かといって近づいて話しかけようとすると、『何か用?』と取り付く島もない。
魔術師の島では、なんていうか、性格云々はアレだけれども、もう少し生き生きしていたような気がするんだが、と詩遠は思っていた。
そしてたまに、遠い目になる。
なぜだか気になり、次第にちょっかいをかけるようになった。
最初はただ鬱陶しがってはいるものの、空っぽの人形を少し彷彿とさせるような対応していたルックも、こちらがしつこく絡んでいくと、次第に少し人間味のある(性格自体はアレだったが)反応を示すようになってきた。

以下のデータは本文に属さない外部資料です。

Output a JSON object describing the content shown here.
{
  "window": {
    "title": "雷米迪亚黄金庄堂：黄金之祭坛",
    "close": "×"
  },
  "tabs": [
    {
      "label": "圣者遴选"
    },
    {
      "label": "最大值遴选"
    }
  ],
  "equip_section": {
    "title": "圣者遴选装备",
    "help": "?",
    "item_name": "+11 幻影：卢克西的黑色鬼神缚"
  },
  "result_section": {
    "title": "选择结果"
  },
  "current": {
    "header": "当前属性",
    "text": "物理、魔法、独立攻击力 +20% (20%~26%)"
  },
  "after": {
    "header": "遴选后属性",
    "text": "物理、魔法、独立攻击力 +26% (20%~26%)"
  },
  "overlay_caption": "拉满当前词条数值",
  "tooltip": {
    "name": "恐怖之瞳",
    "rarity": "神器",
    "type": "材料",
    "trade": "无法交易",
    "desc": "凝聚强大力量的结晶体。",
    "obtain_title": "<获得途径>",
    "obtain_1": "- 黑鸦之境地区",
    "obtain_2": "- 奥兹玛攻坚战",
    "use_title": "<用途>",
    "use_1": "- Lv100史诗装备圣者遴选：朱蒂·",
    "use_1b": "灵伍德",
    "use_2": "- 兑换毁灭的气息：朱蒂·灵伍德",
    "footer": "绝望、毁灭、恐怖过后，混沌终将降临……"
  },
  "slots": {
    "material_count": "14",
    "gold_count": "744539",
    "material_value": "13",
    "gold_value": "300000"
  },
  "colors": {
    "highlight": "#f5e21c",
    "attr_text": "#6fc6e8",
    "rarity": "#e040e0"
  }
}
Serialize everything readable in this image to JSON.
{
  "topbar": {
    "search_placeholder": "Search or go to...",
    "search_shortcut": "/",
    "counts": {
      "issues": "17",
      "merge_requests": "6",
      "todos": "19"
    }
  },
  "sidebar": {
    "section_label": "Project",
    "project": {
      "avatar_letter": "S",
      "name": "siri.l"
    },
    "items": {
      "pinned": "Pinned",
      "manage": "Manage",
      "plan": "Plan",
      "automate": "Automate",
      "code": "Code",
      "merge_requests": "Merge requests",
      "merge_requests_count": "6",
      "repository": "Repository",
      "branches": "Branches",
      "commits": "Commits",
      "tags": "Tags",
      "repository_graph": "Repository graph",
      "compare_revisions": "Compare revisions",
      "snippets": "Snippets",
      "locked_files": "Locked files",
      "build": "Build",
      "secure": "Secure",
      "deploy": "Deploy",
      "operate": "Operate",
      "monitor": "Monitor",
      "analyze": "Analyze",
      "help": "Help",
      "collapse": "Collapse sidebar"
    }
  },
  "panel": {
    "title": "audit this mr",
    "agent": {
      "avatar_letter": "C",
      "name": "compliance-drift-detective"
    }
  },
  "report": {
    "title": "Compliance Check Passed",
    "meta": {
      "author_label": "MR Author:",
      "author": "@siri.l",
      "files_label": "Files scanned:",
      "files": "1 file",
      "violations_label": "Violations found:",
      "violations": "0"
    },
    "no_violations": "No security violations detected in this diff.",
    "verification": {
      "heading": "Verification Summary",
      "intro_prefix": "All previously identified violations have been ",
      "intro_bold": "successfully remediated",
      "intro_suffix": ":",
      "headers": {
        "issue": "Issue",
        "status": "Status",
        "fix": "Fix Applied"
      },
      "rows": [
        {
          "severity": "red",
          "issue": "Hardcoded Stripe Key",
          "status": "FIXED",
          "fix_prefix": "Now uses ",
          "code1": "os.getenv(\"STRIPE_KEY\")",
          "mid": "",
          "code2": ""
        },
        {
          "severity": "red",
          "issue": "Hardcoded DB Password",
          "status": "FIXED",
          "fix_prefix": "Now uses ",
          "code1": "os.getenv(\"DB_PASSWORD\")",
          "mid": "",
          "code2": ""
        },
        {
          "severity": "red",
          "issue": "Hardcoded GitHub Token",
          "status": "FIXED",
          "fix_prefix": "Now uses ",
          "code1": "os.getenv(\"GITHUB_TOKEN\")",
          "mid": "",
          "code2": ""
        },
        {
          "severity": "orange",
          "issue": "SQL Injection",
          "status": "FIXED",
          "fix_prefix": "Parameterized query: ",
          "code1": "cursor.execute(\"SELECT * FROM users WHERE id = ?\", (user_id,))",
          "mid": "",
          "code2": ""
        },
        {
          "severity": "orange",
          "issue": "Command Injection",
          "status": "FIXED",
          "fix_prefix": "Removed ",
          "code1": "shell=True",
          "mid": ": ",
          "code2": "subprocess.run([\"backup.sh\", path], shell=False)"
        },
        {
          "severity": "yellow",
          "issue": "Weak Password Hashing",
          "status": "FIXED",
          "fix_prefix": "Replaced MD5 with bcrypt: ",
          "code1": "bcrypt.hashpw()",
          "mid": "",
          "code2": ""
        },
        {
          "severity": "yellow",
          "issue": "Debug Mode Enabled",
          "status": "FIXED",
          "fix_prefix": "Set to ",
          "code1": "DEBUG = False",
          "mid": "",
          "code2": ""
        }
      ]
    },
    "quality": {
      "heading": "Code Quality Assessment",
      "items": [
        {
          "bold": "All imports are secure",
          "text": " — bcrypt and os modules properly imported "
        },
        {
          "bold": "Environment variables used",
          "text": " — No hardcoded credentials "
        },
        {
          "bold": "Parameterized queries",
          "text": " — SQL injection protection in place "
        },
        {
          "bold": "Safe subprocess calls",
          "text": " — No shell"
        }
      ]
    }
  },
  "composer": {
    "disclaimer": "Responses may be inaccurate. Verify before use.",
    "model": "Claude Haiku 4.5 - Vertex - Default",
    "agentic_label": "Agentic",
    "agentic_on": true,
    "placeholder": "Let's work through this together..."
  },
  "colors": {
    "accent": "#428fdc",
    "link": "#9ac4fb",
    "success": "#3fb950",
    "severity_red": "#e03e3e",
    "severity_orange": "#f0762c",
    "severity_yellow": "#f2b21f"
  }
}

何か分からないが、あれか?ある意味人見知りでもしてたのか?
というよりも島から出てきて、人とどう接したらいいのか分からなかった、とか?
よくは分からないが、それ以来、更に色々ちょっかいをかけるようになった。
シーナが仲間になってからは、更にそこにシーナも加わって・・・。
「まあ、でも、ちょっかいかけてるうちに、気づいたらこういう悪友的な関係になってたけど、ね?」
少し何か思い出していたような詩遠が、また湊にニッコリとしてそう言った。
湊もそれに対してニッコリと微笑みかえす。
「・・・ルックって、何か・・・いえ、やっぱ何でもないです。けっこう反応、面白いですよね、ルック。それにブツブツ言いながらも、結局言う事聞いてくれたりして、やっぱり優しいし。」
湊は何か言いかけたがやめたようである。
「そうだね。」
「そして詩遠さんも、優しい!」
「俺が?ふふふ、そうなんだ、それはありがとうね。」
「何がありがとうなのさ。」
ほんわかとした空気の中、いきなり声が聞こえた。